By The Financial District
Another NHK Reporter In Tokyo Dies From Overwork
The October 2019 death of a man in a management-level position at public broadcaster NHK was caused by excessive workload and long working hours, the broadcaster said in a briefing, Tomofumi Inagaki and Yuka Matsubara reported for Mainichi Japan.
Photo Insert: NHK
NHK disclosed that the Tokyo Labor Bureau's Shibuya Labor Standards Inspection Office in August this year recognized the death of the employee in his 40s as work-related.
He belonged to the capital region broadcasting center and was the lead reporter of a team covering the Tokyo Metropolitan Government. In 2013, NHK reporter Miwa Sado, 31 at the time, who also covered the metropolitan government, died at home.
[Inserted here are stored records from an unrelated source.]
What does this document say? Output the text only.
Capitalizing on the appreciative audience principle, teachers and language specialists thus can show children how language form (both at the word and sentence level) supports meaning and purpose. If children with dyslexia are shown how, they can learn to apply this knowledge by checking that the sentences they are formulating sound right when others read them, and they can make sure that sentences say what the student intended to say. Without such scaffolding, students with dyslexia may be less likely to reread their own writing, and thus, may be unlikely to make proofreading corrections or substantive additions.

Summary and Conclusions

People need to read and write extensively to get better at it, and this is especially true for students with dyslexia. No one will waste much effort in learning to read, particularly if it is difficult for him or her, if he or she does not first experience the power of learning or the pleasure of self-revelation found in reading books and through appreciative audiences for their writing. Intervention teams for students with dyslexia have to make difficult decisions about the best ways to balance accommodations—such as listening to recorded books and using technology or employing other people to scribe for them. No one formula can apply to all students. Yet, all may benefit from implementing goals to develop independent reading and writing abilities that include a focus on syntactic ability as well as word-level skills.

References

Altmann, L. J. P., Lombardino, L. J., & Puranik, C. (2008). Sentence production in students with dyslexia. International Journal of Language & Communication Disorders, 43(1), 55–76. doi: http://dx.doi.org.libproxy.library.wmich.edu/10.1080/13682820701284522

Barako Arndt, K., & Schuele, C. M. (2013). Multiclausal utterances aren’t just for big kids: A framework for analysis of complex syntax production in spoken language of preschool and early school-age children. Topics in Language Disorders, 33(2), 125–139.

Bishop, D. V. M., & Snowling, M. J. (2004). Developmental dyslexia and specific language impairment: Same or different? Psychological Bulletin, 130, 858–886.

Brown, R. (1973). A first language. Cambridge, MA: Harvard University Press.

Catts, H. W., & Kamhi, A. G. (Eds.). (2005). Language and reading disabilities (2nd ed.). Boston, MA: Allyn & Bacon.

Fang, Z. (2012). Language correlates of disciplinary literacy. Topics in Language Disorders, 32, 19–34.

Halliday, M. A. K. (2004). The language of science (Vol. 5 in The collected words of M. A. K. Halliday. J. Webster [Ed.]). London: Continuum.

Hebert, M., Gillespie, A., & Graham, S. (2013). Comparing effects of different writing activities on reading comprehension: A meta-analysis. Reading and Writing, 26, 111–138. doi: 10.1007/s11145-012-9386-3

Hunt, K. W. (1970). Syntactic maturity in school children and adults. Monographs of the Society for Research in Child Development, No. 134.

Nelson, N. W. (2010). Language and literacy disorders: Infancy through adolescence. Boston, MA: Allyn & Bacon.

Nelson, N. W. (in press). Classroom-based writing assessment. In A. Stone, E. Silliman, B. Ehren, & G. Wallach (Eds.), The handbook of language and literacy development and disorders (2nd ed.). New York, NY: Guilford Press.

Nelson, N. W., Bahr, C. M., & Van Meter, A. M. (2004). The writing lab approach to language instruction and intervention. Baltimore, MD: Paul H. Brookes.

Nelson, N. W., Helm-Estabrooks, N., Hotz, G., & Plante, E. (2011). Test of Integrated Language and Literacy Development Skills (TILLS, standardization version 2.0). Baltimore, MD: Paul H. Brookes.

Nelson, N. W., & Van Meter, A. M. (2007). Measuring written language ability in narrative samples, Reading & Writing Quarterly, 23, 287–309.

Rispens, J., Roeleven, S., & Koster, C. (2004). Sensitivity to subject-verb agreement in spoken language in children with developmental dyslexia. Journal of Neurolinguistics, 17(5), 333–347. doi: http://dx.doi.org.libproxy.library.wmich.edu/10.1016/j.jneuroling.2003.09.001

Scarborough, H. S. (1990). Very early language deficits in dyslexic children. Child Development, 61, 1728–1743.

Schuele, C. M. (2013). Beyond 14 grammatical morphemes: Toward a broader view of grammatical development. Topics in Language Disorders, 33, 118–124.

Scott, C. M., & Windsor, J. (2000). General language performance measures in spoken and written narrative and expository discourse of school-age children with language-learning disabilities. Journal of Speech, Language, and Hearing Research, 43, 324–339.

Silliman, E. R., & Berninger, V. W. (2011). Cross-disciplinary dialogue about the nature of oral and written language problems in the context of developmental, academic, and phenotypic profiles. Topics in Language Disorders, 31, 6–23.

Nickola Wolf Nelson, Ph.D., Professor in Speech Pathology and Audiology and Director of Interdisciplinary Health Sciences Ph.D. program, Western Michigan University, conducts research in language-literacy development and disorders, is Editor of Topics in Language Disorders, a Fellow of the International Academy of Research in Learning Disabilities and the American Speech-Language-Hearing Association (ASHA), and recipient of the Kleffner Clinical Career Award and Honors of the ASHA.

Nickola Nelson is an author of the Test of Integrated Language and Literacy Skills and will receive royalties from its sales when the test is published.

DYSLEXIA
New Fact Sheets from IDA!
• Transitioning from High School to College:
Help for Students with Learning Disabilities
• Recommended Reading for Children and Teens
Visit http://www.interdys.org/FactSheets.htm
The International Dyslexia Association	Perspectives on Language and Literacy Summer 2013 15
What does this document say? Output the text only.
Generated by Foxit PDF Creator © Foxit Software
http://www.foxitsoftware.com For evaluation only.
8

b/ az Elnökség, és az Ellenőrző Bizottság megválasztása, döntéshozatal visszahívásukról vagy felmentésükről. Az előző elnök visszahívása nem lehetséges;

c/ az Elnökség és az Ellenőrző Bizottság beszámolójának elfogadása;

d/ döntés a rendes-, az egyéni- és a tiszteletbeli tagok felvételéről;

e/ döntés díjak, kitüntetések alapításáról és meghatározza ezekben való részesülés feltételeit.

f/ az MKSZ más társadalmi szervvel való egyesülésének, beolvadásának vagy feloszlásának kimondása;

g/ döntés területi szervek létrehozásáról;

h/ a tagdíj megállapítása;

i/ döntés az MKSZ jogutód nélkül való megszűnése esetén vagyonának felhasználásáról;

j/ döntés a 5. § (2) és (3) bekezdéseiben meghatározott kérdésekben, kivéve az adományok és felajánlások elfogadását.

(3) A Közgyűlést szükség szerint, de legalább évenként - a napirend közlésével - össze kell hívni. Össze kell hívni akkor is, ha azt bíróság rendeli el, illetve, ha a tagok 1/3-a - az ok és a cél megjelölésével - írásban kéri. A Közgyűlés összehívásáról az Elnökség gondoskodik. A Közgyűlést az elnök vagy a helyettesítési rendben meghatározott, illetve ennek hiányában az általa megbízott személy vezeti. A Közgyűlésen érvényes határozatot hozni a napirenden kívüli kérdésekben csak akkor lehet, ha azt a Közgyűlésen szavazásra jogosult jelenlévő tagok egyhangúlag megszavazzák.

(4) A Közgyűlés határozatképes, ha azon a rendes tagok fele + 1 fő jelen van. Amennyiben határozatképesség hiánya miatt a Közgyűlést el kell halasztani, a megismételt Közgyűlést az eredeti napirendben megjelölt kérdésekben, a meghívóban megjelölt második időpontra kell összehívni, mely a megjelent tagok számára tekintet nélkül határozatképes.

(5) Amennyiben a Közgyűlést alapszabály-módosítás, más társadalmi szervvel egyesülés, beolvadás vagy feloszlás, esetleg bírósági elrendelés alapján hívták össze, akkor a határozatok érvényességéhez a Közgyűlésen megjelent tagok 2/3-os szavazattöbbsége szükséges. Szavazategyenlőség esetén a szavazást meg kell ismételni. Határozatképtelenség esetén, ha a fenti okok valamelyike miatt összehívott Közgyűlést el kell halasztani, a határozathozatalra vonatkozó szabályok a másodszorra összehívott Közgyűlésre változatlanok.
Her death was recognized in 2014 as the result of overwork.
The latest case revealed that the working environment at the public broadcaster hasn't improved.
NHK executives including Senior Director Hanako Yasuho, who oversees human resources and labor affairs, and Toshio Horibe, chief at the Headquarters for Media Strategy, appeared at the Sept. 2 news conference.
They said around the time of the reporter's death, the leader was covering news related to the Tokyo Olympics, House of Councillors election and a typhoon that caused damage in the Kanto region.
One day in October 2019, his family noticed that he was not getting up, and he was sent to the hospital. He later died. His workplace hadn't picked up on any signs of his condition, and he showed up at work the day before.
While NHK hasn't revealed the exact cause of death or whether he had preexisting conditions, saying that the broadcaster is respecting the bereaved family's wishes, Media Strategy Headquarters chief Horibe said, "At least in our understanding, he didn't take his own life."
Yasuho told the news conference that the man was "honest, and was trusted by his subordinates, colleagues and supervisors. He was highly appreciated at work." She apologized, saying, "We're deeply sorry for the bereaved family."
Regarding the fact that another employee's death was recognized as work-related, Yasuho said, "It's extremely regrettable. We're taking this very seriously." The broadcaster said the man's monthly average overtime was 92 hours over a period of five months before his death, exceeding the death by overwork yardstick of 80 hours per month.
In the previous case, Miwa Sado died at home of congestive heart failure in July 2013, and the Shibuya labor inspection office recognized her death as work-related in May 2014.
In response, NHK introduced work style reform in December 2017. The broadcaster claims that it's implemented measures to alleviate long working hours among reporters covering the metropolitan government.